Trivial route out, spend money, become 'president' thus immune to any wrongdoing / prosecution and continue on your merry way screwing everyone you can.
New York feds today unsealed a five-count criminal indictment charging a 22-year-old Canadian math prodigy with exploiting vulnerabilities in two decentralized finance protocols, allegedly using them to fraudulently siphon around $65 million from investors in the platforms. Prosecutors allege Andean Medjedovic abused automated …
And work on an attack against Trump's memcoin. If he can drive the value of those to zero he will be a public enemy number one on the FBI's most wanted list, but he'll be a hero to Trump haters everywhere for hitting the orange moron where it hurts most - in his wallet! And these days there are a LOT of Trump haters in Canada so he shouldn't have any difficulty finding people willing to help him stay in hiding!

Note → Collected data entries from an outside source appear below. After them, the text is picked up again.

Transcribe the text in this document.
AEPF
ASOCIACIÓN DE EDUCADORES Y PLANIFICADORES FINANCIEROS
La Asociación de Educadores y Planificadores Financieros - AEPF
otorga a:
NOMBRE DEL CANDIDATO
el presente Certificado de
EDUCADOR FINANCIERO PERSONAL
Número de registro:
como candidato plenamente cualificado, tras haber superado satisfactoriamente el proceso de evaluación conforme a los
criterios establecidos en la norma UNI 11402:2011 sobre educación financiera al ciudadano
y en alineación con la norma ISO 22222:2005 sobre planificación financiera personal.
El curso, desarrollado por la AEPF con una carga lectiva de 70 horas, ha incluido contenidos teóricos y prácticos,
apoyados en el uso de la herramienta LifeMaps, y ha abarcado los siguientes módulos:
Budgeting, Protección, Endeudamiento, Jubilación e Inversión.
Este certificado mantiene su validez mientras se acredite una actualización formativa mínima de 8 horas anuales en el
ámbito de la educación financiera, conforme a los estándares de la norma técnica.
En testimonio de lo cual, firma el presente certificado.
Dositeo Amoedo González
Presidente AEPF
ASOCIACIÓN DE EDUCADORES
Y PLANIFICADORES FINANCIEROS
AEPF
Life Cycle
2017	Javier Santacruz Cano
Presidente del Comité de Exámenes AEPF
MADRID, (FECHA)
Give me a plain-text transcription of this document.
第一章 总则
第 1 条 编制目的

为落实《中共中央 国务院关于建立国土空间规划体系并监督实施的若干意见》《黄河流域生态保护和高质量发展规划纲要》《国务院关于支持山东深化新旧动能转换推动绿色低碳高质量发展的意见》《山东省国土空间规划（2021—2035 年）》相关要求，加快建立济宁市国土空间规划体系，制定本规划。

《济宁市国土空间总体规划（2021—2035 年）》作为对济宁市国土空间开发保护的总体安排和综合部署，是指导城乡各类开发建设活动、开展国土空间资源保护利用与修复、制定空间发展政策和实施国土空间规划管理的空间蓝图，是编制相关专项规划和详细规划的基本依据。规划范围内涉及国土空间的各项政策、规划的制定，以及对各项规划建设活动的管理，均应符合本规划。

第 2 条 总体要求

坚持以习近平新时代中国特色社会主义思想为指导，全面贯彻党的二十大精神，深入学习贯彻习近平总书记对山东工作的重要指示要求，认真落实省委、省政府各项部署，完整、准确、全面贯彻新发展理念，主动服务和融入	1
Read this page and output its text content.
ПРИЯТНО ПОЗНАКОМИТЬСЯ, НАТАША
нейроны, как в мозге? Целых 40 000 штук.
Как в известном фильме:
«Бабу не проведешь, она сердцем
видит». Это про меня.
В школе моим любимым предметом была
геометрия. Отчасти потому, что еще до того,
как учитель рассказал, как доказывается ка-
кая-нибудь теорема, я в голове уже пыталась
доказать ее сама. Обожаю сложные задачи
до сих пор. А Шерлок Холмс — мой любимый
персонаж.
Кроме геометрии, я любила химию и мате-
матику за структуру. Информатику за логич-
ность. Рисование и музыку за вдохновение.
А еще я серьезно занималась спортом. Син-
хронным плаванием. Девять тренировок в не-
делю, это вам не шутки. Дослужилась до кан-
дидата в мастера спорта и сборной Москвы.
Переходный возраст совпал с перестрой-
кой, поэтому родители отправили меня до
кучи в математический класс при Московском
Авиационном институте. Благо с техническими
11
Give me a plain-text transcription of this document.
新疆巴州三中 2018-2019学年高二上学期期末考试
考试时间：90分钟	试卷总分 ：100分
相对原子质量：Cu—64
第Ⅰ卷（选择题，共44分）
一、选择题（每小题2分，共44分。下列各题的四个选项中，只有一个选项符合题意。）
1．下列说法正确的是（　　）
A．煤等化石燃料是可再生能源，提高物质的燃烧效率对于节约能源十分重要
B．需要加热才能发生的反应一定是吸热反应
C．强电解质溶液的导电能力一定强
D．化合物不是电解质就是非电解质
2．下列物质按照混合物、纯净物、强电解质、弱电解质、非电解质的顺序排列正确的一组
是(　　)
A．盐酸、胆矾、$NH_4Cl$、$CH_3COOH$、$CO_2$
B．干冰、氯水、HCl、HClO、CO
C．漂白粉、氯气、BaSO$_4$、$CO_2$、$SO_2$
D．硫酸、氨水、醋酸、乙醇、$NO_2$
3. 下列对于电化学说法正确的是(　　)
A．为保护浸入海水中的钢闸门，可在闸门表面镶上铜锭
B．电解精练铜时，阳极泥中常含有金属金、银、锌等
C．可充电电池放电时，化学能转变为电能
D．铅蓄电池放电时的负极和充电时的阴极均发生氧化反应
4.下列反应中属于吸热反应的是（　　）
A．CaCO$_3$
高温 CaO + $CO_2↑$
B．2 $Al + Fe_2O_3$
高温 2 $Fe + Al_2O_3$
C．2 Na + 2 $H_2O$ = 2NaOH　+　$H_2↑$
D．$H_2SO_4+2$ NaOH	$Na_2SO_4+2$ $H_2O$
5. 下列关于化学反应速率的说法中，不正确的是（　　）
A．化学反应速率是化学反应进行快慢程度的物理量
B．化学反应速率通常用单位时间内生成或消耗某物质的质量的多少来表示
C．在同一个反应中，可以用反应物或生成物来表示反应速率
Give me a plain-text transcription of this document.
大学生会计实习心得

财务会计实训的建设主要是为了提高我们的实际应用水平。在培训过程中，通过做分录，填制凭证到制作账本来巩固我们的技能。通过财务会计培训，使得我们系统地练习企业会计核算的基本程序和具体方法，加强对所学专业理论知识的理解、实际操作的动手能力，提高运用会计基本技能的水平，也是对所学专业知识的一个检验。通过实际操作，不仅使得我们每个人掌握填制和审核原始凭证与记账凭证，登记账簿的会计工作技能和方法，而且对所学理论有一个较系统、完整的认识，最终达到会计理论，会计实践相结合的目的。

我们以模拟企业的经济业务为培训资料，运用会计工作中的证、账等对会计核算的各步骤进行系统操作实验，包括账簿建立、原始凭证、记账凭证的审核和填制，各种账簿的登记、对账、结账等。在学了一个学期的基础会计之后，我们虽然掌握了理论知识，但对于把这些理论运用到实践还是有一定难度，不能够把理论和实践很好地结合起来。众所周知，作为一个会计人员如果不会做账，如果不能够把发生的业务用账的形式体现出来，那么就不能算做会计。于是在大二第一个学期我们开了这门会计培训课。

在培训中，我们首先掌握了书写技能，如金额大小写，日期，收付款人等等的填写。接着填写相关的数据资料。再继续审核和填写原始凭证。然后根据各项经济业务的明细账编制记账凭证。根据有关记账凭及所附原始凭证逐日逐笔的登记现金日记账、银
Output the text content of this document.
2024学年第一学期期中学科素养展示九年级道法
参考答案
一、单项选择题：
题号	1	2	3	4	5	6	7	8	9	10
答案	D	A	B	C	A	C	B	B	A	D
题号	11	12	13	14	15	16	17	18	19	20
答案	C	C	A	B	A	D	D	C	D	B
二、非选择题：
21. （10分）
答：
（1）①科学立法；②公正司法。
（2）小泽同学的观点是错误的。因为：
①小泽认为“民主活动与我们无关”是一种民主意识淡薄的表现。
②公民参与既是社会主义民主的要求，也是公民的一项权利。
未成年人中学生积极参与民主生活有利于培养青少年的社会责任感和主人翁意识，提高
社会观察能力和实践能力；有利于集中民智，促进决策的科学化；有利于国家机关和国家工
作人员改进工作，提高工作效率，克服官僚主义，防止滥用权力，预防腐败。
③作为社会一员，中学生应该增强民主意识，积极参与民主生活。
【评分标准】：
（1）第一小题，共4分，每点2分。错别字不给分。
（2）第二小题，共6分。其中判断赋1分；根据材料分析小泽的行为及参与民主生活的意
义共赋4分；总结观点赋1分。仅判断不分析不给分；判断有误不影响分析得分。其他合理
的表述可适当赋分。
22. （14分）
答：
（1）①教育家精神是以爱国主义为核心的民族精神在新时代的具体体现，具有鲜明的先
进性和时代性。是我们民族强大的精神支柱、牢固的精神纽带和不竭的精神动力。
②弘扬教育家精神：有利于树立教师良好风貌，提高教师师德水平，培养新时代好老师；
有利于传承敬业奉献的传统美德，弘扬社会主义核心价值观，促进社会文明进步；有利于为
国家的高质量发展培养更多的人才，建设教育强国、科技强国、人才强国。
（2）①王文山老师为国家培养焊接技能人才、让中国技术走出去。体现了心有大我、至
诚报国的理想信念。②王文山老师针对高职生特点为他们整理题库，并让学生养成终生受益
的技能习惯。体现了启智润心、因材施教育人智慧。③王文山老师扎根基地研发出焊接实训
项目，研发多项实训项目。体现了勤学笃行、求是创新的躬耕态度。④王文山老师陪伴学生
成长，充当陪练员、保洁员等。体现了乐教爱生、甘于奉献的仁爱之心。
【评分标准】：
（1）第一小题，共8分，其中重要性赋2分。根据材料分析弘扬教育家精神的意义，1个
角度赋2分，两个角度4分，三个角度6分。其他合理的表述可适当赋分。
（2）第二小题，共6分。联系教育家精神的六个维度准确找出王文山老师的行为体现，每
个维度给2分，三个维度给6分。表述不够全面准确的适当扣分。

If you're worried your tulips might be worthless so you want to exchange them for daffodils, or you're worried the dyke might fail and flood your tulips so you want to move them to a safer warehouse, well you can buy my fun new buttercups (aka Kyber Network Crystals) and my poorly written trading software (aka automated smart contracts) will do those trades for you in an unnecessarily elaborate way, in return for a fee and/or some risk of all your tulips ending up in the hands of 'math prodigy'.
1. Unauthorized damage to a protected computer - No, he used their own broken code to beat the system, no physical damage to the system can be proven, no different to somebody beating the odds at gambling
2. Wire fraud - Yes
3. Attempted Hobbs Act extortion
4. Money laundering charges
He's going down though, when they catch him, although a few millions Dollars, you can live well in a country with no USA extradition treaty.
Generally, in those countries, sooner or later, the local organized criminals find you, beat the crap out of you until you cough up any keys/passwords they need to steal your money, and then they give you a dirt nap to tie up the loose ends.
It's solved the same way - in fact more easily - that fraudulently obtained regular currency is dealt with. The exchanges/banks refuse to move it around and so, unless it's a small amount you can pay your cryptobro milkman with, you're stuck exposing it to money laundering risk and write-down, or you accept it's permanently stuck in the black market and buy a stolen van Gogh with it, or whatever.
Yep, the 'code is law' view is interesting. But, it's a matter of... if you use social engineering, 'brain hacks', pig butchering, erc. to get a person to hand over cash, you are defrauding them. Even though they are giving you money fully volintarily. So clearly (at least to me) this is the same. You're not committing theft perhaps but are committing fraiud using this technique to receive funds with smart contracts.